O paradigma moderno está ligado à crença de que devemos abandonar a busca de uma tradição objetivamente válida, mas que ainda é possível buscar uma verdade objetiva na ciência, visto que todos os homens possuem uma racionalidade comum, e uma validade objetiva nos governos constituídos por indivíduos naturalmente autônomos.

A herança grega indicava que os indivíduos, para se tornarem pessoas plenas, precisam viver dentro de uma comunidade, e a comunidade é definida por uma certa tradição compartilhada. Os filósofos gregos supunham a existência de um vínculo natural entre a pessoa e a cidade, pois o local em que poderia ocorrer um desenvolvimento ótimo das pessoas seria esse tipo de comunidade de cidadãos livres e relativamente iguais. Segundo Aristóteles, o homem que "não fizesse parte de cidade alguma, seria desprezível ou estaria acima da humanidade [...], e se poderia compará-lo a uma peça isolada do jogo de gamão" (1253a)

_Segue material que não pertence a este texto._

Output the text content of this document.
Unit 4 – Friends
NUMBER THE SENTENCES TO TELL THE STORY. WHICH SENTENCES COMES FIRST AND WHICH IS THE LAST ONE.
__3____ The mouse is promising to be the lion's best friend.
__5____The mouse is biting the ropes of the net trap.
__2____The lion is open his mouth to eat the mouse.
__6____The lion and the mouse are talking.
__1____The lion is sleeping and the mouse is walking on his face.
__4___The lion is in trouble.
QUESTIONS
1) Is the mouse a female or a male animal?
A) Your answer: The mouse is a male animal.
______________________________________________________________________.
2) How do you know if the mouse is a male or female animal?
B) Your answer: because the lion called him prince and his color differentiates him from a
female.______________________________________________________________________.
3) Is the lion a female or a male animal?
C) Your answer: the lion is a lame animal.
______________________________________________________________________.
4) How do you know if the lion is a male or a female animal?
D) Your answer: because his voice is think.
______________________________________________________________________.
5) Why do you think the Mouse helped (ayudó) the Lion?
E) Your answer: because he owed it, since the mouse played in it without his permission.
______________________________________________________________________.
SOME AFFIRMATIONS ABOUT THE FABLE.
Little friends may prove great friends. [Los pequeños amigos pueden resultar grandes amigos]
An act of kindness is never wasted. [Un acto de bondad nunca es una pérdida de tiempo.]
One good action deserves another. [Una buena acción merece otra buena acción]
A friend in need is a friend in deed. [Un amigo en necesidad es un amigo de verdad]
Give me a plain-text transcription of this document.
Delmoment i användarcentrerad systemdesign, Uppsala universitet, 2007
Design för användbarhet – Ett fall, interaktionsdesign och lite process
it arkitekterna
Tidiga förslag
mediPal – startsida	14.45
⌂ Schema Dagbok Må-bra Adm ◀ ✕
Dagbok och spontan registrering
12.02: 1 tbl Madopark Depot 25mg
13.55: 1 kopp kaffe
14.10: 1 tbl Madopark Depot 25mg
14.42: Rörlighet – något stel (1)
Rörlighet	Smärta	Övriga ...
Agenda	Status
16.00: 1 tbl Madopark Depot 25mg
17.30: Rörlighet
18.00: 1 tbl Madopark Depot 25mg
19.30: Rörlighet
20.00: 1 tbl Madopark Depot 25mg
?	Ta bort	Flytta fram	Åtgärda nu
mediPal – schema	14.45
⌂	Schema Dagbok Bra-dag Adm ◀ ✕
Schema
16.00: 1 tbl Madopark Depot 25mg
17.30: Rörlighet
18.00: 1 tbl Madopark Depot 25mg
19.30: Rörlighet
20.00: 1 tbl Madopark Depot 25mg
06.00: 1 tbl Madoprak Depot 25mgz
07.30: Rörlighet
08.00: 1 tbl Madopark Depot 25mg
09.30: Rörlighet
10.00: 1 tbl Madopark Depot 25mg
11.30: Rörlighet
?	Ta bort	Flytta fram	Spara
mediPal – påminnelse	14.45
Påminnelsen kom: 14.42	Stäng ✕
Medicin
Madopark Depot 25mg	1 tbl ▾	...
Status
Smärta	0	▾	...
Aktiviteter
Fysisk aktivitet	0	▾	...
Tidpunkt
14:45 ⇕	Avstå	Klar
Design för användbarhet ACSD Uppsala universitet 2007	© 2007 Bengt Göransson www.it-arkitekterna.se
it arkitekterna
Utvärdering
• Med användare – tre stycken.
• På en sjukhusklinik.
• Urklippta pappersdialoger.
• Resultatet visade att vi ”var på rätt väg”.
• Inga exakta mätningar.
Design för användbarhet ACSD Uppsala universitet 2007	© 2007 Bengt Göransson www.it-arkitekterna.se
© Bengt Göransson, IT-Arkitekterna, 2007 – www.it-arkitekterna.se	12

Devemos reconhecer, como Latour, que as organizações modernas são profundamente híbridas, em que os mitos fundantes são radicalmente novos (especialmente na construção de um indivíduo autônomo), mas as práticas políticas guardam uma continuidade muito grande com os modelos anteriores. E não deve causar espanto que a política moderna não seja fundada sobre uma teoria abstrata, mas sob o mito fundador do contrato social: uma narrativa de como as pessoas construíram suas sociedades. Os filósofos dirão que esta é apenas uma alegoria, no que têm parte da razão, visto que Hobbes nunca postulou uma existência histórica do contrato. Porém, que interessa a concepção original de Hobbes, quando cultura contemporânea escolheu se concentrar nas narrativas?

O contrato tácito de Hobbes podia ser uma estratégia de justificação jurídica, mas o que o senso comum toma por contratualismo é a narrativa de como o homem era o lobo do homem, em uma luta de todos contra todos, e de como a formulação do contrato uma solução plausível para resolver o problema da guerra civil. A releitura contemporânea desse mito se dá pela constituição como resultado da vontade popular, como concretização de um poder originário. Por isso modernidade é um bom rótulo para designar um conjunto de teorias e de mitos, mas é um nome problemático para falar de articulações políticas concretas.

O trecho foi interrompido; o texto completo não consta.